If you are transferring them, the same depth rules apply as if you’re planting in a pot: make sure you’re sowing seeds at a depth of about twice the thickness of the seed.
If you’re using plants, you can likewise start them inside before transferring them to your yard. Make sure that you consider the ground that they’ll be going into, however. Some herbs don’t like moist (I know) soil, as The Spruce noted, so if you’re hoping to cultivate those, keep them in their pots.
Once you’re ready to transfer your little plants to the garden, make sure that you keep spacing in mind. Plants placed too close together will crowd each other, potentially causing problems with the root systems, The Spruce noted. The Penn State Extension site recommends following specific spacing guidance that’s printed on the plant containers or seed packages.

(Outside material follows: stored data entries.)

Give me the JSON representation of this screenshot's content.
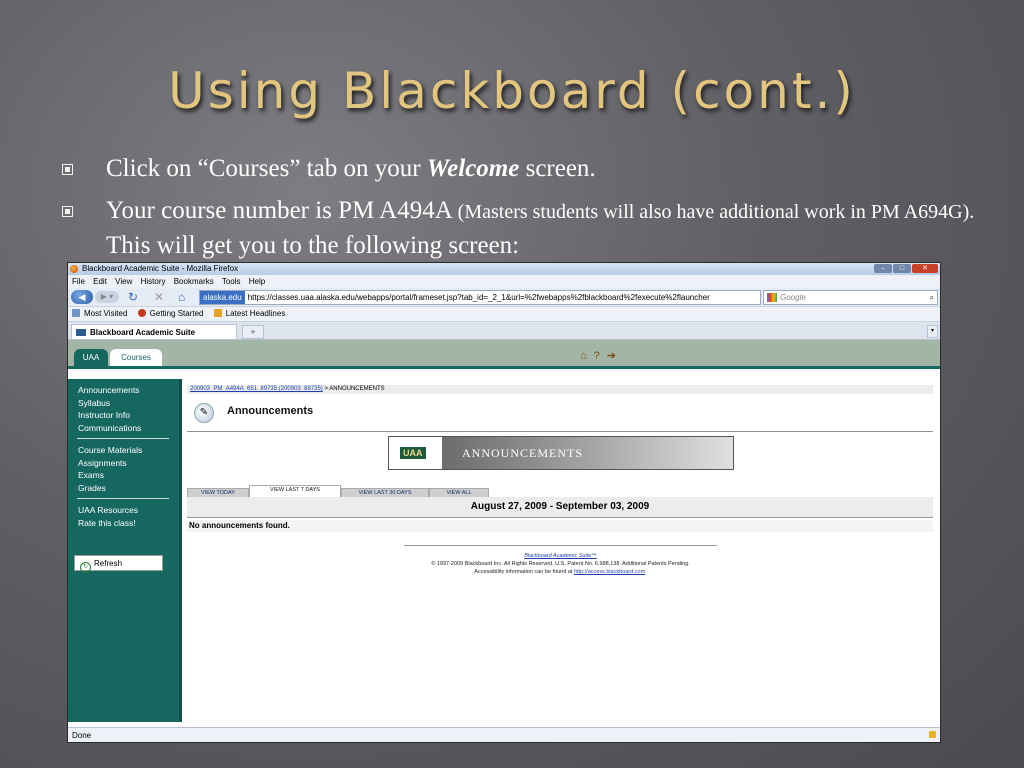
{
  "slide": {
    "title": "Using Blackboard (cont.)",
    "bullet1_pre": "Click on “Courses” tab on your ",
    "bullet1_em": "Welcome",
    "bullet1_post": " screen.",
    "bullet2_main": "Your course number is PM A494A ",
    "bullet2_small": "(Masters students will also have additional work in PM A694G).",
    "bullet2_end": " This will get you to the following screen:"
  },
  "browser": {
    "window_title": "Blackboard Academic Suite - Mozilla Firefox",
    "menu": [
      "File",
      "Edit",
      "View",
      "History",
      "Bookmarks",
      "Tools",
      "Help"
    ],
    "site_badge": "alaska.edu",
    "url": "https://classes.uaa.alaska.edu/webapps/portal/frameset.jsp?tab_id=_2_1&url=%2fwebapps%2fblackboard%2fexecute%2flauncher",
    "search_placeholder": "Google",
    "bookmarks": [
      "Most Visited",
      "Getting Started",
      "Latest Headlines"
    ],
    "tab_label": "Blackboard Academic Suite",
    "new_tab": "+",
    "status": "Done"
  },
  "bb": {
    "tabs": [
      "UAA",
      "Courses"
    ],
    "sidebar_group1": [
      "Announcements",
      "Syllabus",
      "Instructor Info",
      "Communications"
    ],
    "sidebar_group2": [
      "Course Materials",
      "Assignments",
      "Exams",
      "Grades"
    ],
    "sidebar_group3": [
      "UAA Resources",
      "Rate this class!"
    ],
    "refresh_label": "Refresh",
    "breadcrumb_link": "200903_PM_A494A_651_89735 (200903_89735)",
    "breadcrumb_current": " > ANNOUNCEMENTS",
    "page_heading": "Announcements",
    "banner_logo": "UAA",
    "banner_title": "ANNOUNCEMENTS",
    "view_tabs": [
      "VIEW TODAY",
      "VIEW LAST 7 DAYS",
      "VIEW LAST 30 DAYS",
      "VIEW ALL"
    ],
    "date_range": "August 27, 2009 - September 03, 2009",
    "no_announcements": "No announcements found.",
    "footer_title": "Blackboard Academic Suite™",
    "footer_line1": "© 1997-2009 Blackboard Inc. All Rights Reserved. U.S. Patent No. 6,988,138. Additional Patents Pending.",
    "footer_line2_pre": "Accessibility information can be found at ",
    "footer_link": "http://access.blackboard.com",
    "footer_line2_post": "."
  }
}
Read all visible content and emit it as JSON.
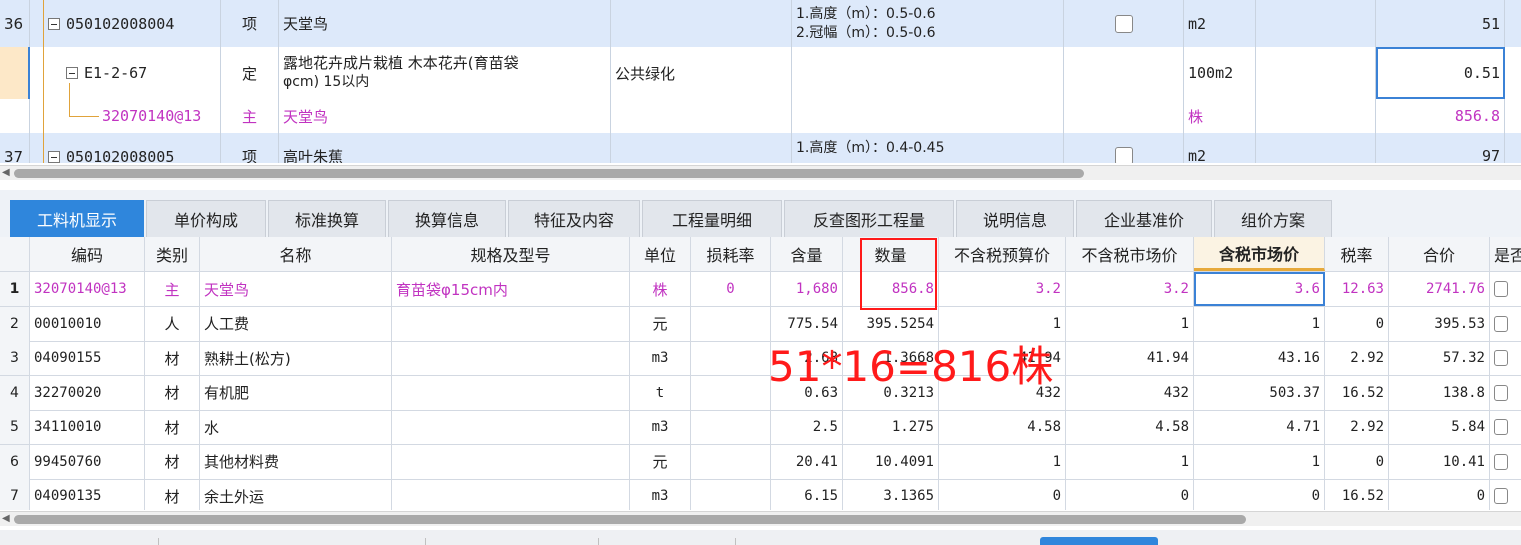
{
  "upper_rows": [
    {
      "no": "36",
      "code": "050102008004",
      "type": "项",
      "name": "天堂鸟",
      "feature": "",
      "desc_line1": "1.高度（m）：0.5-0.6",
      "desc_line2": "2.冠幅（m）：0.5-0.6",
      "unit": "m2",
      "qty": "51"
    },
    {
      "no": "",
      "code": "E1-2-67",
      "type": "定",
      "name_line1": "露地花卉成片栽植 木本花卉(育苗袋",
      "name_line2": "φcm) 15以内",
      "feature": "公共绿化",
      "unit": "100m2",
      "qty": "0.51"
    },
    {
      "no": "",
      "code": "32070140@13",
      "type": "主",
      "name": "天堂鸟",
      "unit": "株",
      "qty": "856.8"
    },
    {
      "no": "37",
      "code": "050102008005",
      "type": "项",
      "name": "高叶朱蕉",
      "desc_line1": "1.高度（m）：0.4-0.45",
      "unit": "m2",
      "qty": "97"
    }
  ],
  "tabs": [
    "工料机显示",
    "单价构成",
    "标准换算",
    "换算信息",
    "特征及内容",
    "工程量明细",
    "反查图形工程量",
    "说明信息",
    "企业基准价",
    "组价方案"
  ],
  "grid": {
    "headers": [
      "编码",
      "类别",
      "名称",
      "规格及型号",
      "单位",
      "损耗率",
      "含量",
      "数量",
      "不含税预算价",
      "不含税市场价",
      "含税市场价",
      "税率",
      "合价",
      "是否"
    ],
    "rows": [
      {
        "n": "1",
        "code": "32070140@13",
        "cat": "主",
        "name": "天堂鸟",
        "spec": "育苗袋φ15cm内",
        "unit": "株",
        "loss": "0",
        "content": "1,680",
        "qty": "856.8",
        "budget": "3.2",
        "market": "3.2",
        "market_tax": "3.6",
        "rate": "12.63",
        "total": "2741.76"
      },
      {
        "n": "2",
        "code": "00010010",
        "cat": "人",
        "name": "人工费",
        "spec": "",
        "unit": "元",
        "loss": "",
        "content": "775.54",
        "qty": "395.5254",
        "budget": "1",
        "market": "1",
        "market_tax": "1",
        "rate": "0",
        "total": "395.53"
      },
      {
        "n": "3",
        "code": "04090155",
        "cat": "材",
        "name": "熟耕土(松方)",
        "spec": "",
        "unit": "m3",
        "loss": "",
        "content": "2.68",
        "qty": "1.3668",
        "budget": "41.94",
        "market": "41.94",
        "market_tax": "43.16",
        "rate": "2.92",
        "total": "57.32"
      },
      {
        "n": "4",
        "code": "32270020",
        "cat": "材",
        "name": "有机肥",
        "spec": "",
        "unit": "t",
        "loss": "",
        "content": "0.63",
        "qty": "0.3213",
        "budget": "432",
        "market": "432",
        "market_tax": "503.37",
        "rate": "16.52",
        "total": "138.8"
      },
      {
        "n": "5",
        "code": "34110010",
        "cat": "材",
        "name": "水",
        "spec": "",
        "unit": "m3",
        "loss": "",
        "content": "2.5",
        "qty": "1.275",
        "budget": "4.58",
        "market": "4.58",
        "market_tax": "4.71",
        "rate": "2.92",
        "total": "5.84"
      },
      {
        "n": "6",
        "code": "99450760",
        "cat": "材",
        "name": "其他材料费",
        "spec": "",
        "unit": "元",
        "loss": "",
        "content": "20.41",
        "qty": "10.4091",
        "budget": "1",
        "market": "1",
        "market_tax": "1",
        "rate": "0",
        "total": "10.41"
      },
      {
        "n": "7",
        "code": "04090135",
        "cat": "材",
        "name": "余土外运",
        "spec": "",
        "unit": "m3",
        "loss": "",
        "content": "6.15",
        "qty": "3.1365",
        "budget": "0",
        "market": "0",
        "market_tax": "0",
        "rate": "16.52",
        "total": "0"
      }
    ]
  },
  "annotation": "51*16=816株",
  "colors": {
    "accent": "#2f86dc",
    "highlight_red": "#ff1a1a",
    "main_material": "#c133c1",
    "item_row_bg": "#dde9fa"
  }
}
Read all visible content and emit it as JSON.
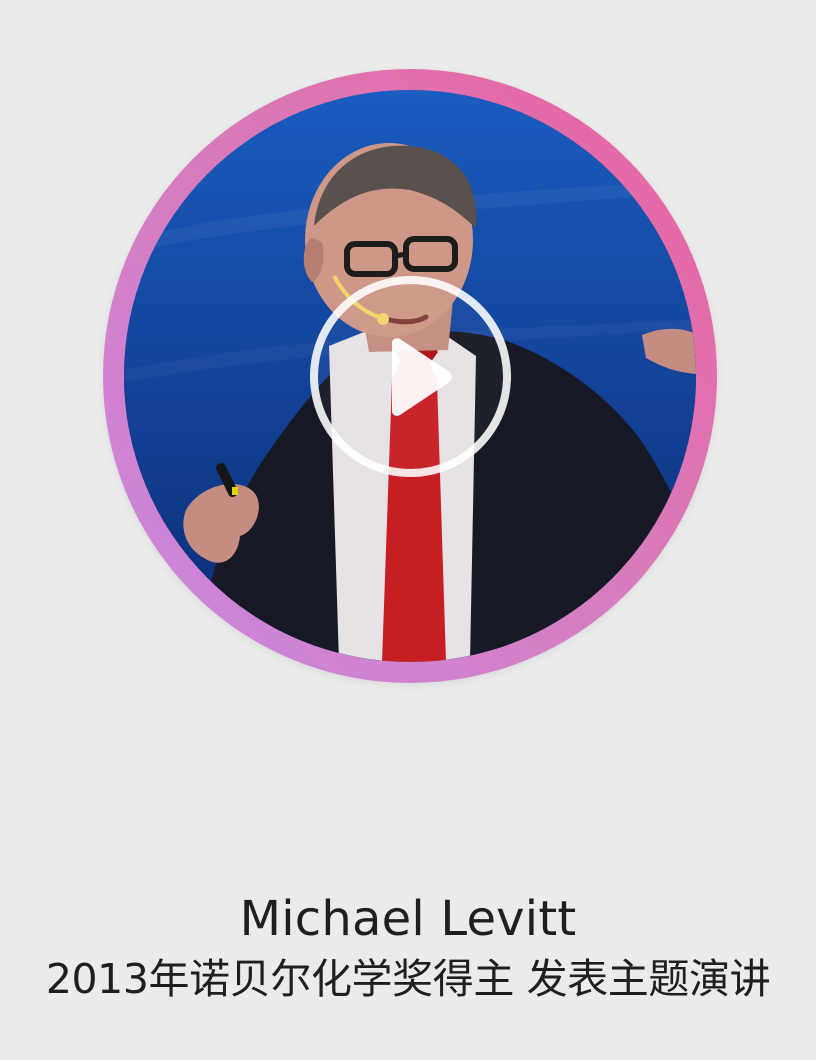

When it comes to watering, your plants outside planted in your garden will likely need less frequent waterings than herbs planted in pots and containers. Martha Stewart told TODAY that you should be sure to water your herbs in the morning, rather than in the evening and to make sure to not over-water.
Martha told TODAY that fertilizer actually isn’t necessary for growing herbs, but if you are going to choose to fertilize your plants, make sure to remember not to over-fertilize. Again, (in case you skipped right down to the relevant planting outside part of this article—I’d do the same!) anything more frequently than once every two weeks or so can potentially alter the taste of your herbs. Not exactly what you wanted from your domestic goddess in the garden moment.
For more specifics about the growing guidelines for different kinds of herbs, check out this very helpful list of tips from Better Homes & Gardens. And get planting. Your cooking-at-home meals will thank you.